10. Gotchas and risks to design around

  • Package-dotted routine names. IRIS routine names like Foo.Bar.mac must map to a chosen mirror filename convention (flat Foo.Bar.mac vs nested dirs). Pin one early, because WorkspaceIndex derives the routine name from the file stem (src/m_cli/workspace.py); a mismatch breaks go-to-def.
  • Round-trip fidelity. Export must preserve exact lines and offsets, or m coverage's label-relative line decoding (portability plan §5) misaligns. This is a primary reason to favor the Atelier REST API, which returns verbatim source lines, over ad-hoc text export.
  • .int is generated. Sync it read-only for navigation/reference; never push it. Only .mac is authored source.
  • .cls is out of scope. m-cli is M-routine-focused, not ObjectScript-class-focused (portability plan §10.4). State the limit so users don't expect class refactoring.
  • Writes into a live DB are outward-facing and hard to reverse. m iris push should confirm before importing unless explicitly authorized, and must refuse on manifest conflict without --force.
  • Credential hygiene. Credentials come from an env var / keychain (creds_env), never inline in .m-cli.toml, and are never logged. REST runs over HTTPS.
  • Staleness. Treat the mirror as a cache keyed by the manifest; a bare m iris sync reconciles. Document that editing mirror files while the DB changes underneath is a conflict the manifest is designed to catch, not prevent.

11. Proposals and recommended next steps

These are proposals for maintainer decision. No implementation is included in or implied by this document.

  1. Adopt the materialize-to-mirror model as the canonical way m-cli reaches IRIS source, with the Atelier REST API as the default transport (fidelity, version stability, no host-shell dependency, remote/cloud support) and docker exec export as the CI/offline parallel.
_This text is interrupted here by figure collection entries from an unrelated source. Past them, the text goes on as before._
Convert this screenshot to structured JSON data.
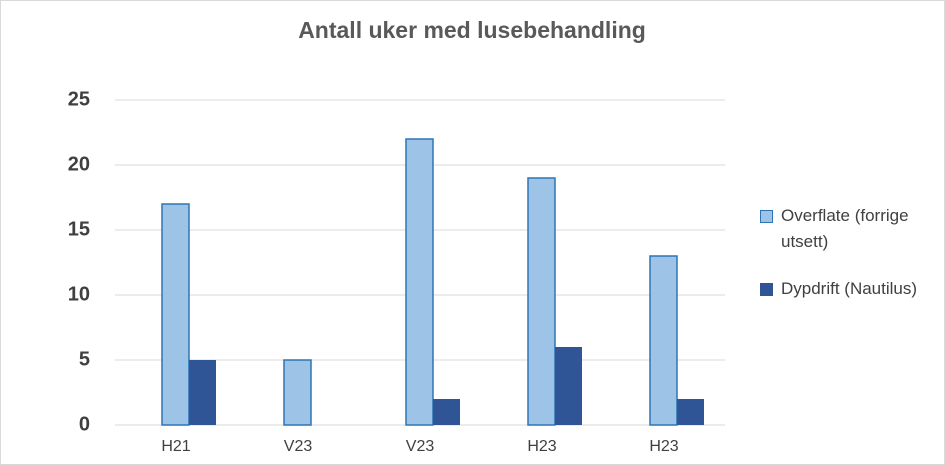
{
  "chart_data": {
    "type": "bar",
    "title": "Antall uker med lusebehandling",
    "categories": [
      "H21",
      "V23",
      "V23",
      "H23",
      "H23"
    ],
    "series": [
      {
        "name": "Overflate (forrige utsett)",
        "color": "#9dc3e6",
        "values": [
          17,
          5,
          22,
          19,
          13
        ]
      },
      {
        "name": "Dypdrift (Nautilus)",
        "color": "#2f5597",
        "values": [
          5,
          0,
          2,
          6,
          2
        ]
      }
    ],
    "ylim": [
      0,
      25
    ],
    "yticks": [
      0,
      5,
      10,
      15,
      20,
      25
    ],
    "grid": true,
    "legend": "right"
  }
}
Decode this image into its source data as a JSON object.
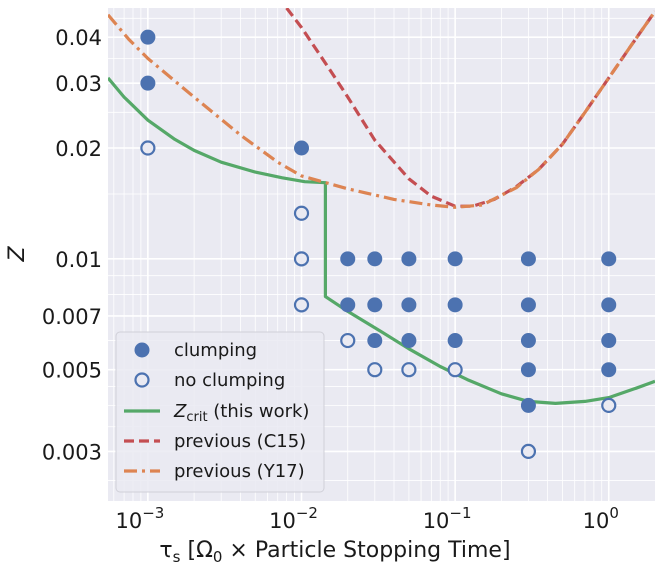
{
  "chart_data": {
    "type": "scatter",
    "x_scale": "log",
    "y_scale": "log",
    "xlim": [
      0.00055,
      2.0
    ],
    "ylim": [
      0.0022,
      0.048
    ],
    "grid": true,
    "legend_position": "lower-left",
    "xlabel": {
      "base": "τ",
      "sub": "s",
      "mid": " [Ω",
      "sub2": "0",
      "tail": " × Particle Stopping Time]"
    },
    "ylabel": "Z",
    "x_ticks": [
      {
        "value": 0.001,
        "label": "10",
        "exp": "−3"
      },
      {
        "value": 0.01,
        "label": "10",
        "exp": "−2"
      },
      {
        "value": 0.1,
        "label": "10",
        "exp": "−1"
      },
      {
        "value": 1,
        "label": "10",
        "exp": "0"
      }
    ],
    "y_ticks": [
      {
        "value": 0.04,
        "label": "0.04"
      },
      {
        "value": 0.03,
        "label": "0.03"
      },
      {
        "value": 0.02,
        "label": "0.02"
      },
      {
        "value": 0.01,
        "label": "0.01"
      },
      {
        "value": 0.007,
        "label": "0.007"
      },
      {
        "value": 0.005,
        "label": "0.005"
      },
      {
        "value": 0.003,
        "label": "0.003"
      }
    ],
    "series": [
      {
        "name": "clumping",
        "kind": "scatter-filled",
        "color": "#4c72b0",
        "points": [
          [
            0.001,
            0.04
          ],
          [
            0.001,
            0.03
          ],
          [
            0.01,
            0.02
          ],
          [
            0.02,
            0.01
          ],
          [
            0.03,
            0.01
          ],
          [
            0.05,
            0.01
          ],
          [
            0.1,
            0.01
          ],
          [
            0.3,
            0.01
          ],
          [
            1,
            0.01
          ],
          [
            0.02,
            0.0075
          ],
          [
            0.03,
            0.0075
          ],
          [
            0.05,
            0.0075
          ],
          [
            0.1,
            0.0075
          ],
          [
            0.3,
            0.0075
          ],
          [
            1,
            0.0075
          ],
          [
            0.03,
            0.006
          ],
          [
            0.05,
            0.006
          ],
          [
            0.1,
            0.006
          ],
          [
            0.3,
            0.006
          ],
          [
            1,
            0.006
          ],
          [
            0.3,
            0.005
          ],
          [
            1,
            0.005
          ],
          [
            0.3,
            0.004
          ]
        ]
      },
      {
        "name": "no clumping",
        "kind": "scatter-open",
        "color": "#4c72b0",
        "points": [
          [
            0.001,
            0.02
          ],
          [
            0.01,
            0.0133
          ],
          [
            0.01,
            0.01
          ],
          [
            0.01,
            0.0075
          ],
          [
            0.02,
            0.006
          ],
          [
            0.03,
            0.005
          ],
          [
            0.05,
            0.005
          ],
          [
            0.1,
            0.005
          ],
          [
            1,
            0.004
          ],
          [
            0.3,
            0.003
          ]
        ]
      },
      {
        "name_base": "Z",
        "name_sub": "crit",
        "name_tail": " (this work)",
        "kind": "line-solid",
        "color": "#55a868",
        "points": [
          [
            0.00055,
            0.031
          ],
          [
            0.0007,
            0.0275
          ],
          [
            0.001,
            0.0238
          ],
          [
            0.0015,
            0.0211
          ],
          [
            0.002,
            0.0197
          ],
          [
            0.003,
            0.0183
          ],
          [
            0.005,
            0.0172
          ],
          [
            0.0075,
            0.0166
          ],
          [
            0.0105,
            0.0162
          ],
          [
            0.0143,
            0.0161
          ],
          [
            0.0143,
            0.0079
          ],
          [
            0.02,
            0.0072
          ],
          [
            0.03,
            0.0065
          ],
          [
            0.05,
            0.0057
          ],
          [
            0.08,
            0.0051
          ],
          [
            0.12,
            0.0047
          ],
          [
            0.2,
            0.0043
          ],
          [
            0.3,
            0.0041
          ],
          [
            0.45,
            0.00405
          ],
          [
            0.7,
            0.0041
          ],
          [
            1,
            0.0042
          ],
          [
            1.5,
            0.00445
          ],
          [
            2,
            0.00465
          ]
        ]
      },
      {
        "name": "previous (C15)",
        "kind": "line-dashed",
        "color": "#c44e52",
        "points": [
          [
            0.008,
            0.048
          ],
          [
            0.01,
            0.0425
          ],
          [
            0.015,
            0.033
          ],
          [
            0.02,
            0.0275
          ],
          [
            0.03,
            0.021
          ],
          [
            0.05,
            0.0165
          ],
          [
            0.07,
            0.0148
          ],
          [
            0.1,
            0.0139
          ],
          [
            0.13,
            0.0139
          ],
          [
            0.18,
            0.0145
          ],
          [
            0.25,
            0.0157
          ],
          [
            0.35,
            0.0175
          ],
          [
            0.5,
            0.0205
          ],
          [
            0.7,
            0.025
          ],
          [
            1,
            0.031
          ],
          [
            1.4,
            0.038
          ],
          [
            2,
            0.047
          ]
        ]
      },
      {
        "name": "previous (Y17)",
        "kind": "line-dashdot",
        "color": "#dd8452",
        "points": [
          [
            0.00055,
            0.046
          ],
          [
            0.00075,
            0.0395
          ],
          [
            0.001,
            0.035
          ],
          [
            0.002,
            0.0275
          ],
          [
            0.004,
            0.0217
          ],
          [
            0.007,
            0.0183
          ],
          [
            0.01,
            0.0168
          ],
          [
            0.02,
            0.0155
          ],
          [
            0.04,
            0.0145
          ],
          [
            0.07,
            0.014
          ],
          [
            0.1,
            0.0138
          ],
          [
            0.15,
            0.014
          ],
          [
            0.25,
            0.0156
          ],
          [
            0.35,
            0.0175
          ],
          [
            0.5,
            0.0205
          ],
          [
            0.7,
            0.025
          ],
          [
            1,
            0.031
          ],
          [
            1.4,
            0.038
          ],
          [
            2,
            0.047
          ]
        ]
      }
    ]
  }
}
  2. Prototype Phase 0 first — the SourceProvider seam — as the recommended immediate next step. It is a low-risk, IRIS-independent refactor that:

    • collapses the four duplicated *.m globs (§3) into one discover_sources();
    • is the correct single home for the portability plan's planned *.{m,mac} glob change;
    • unblocks every later phase; and
    • delivers value (deduplication, one discovery contract) even if IRIS support is never built.

    Suggested prototype scope, kept deliberately minimal: add src/m_cli/source/{base,filesystem}.py, route the four call sites through FilesystemSourceProvider, and pin the behavior with tests asserting byte-identical discovery results to the current globs. No IRIS code, no network, no new dependencies. Following the repo's TDD guardrail (m-cli/CLAUDE.md), the discovery-equivalence test is written and shown RED before the refactor.

  3. Confirm the engine-selection precedence (§6.3) jointly with the portability plan §7.2 so source-materialization and runtime dispatch agree on how ydb vs iris is chosen. They must read from the same [engine] resolution.

  4. Defer globals (§8) explicitly until a concrete fixture/portability need appears; do not block IRIS source usability on it.

  5. Pin the mirror filename convention for package-dotted routine names (§10) before Phase 1, since the workspace index depends on the file stem.

  6. Decide the IRIS test substrate (community vs full edition; bundled Docker image) in coordination with the portability plan §9 decision points, so both plans test against the same instance.

Recommended sequencing: land Phase 0 (the seam) on its own merits, then Phase 1 (read-only sync) to make IRIS code lint/format/navigable, then layer in write-back (Phase 2) and the runtime adapter (Phase 3, owned by the portability plan).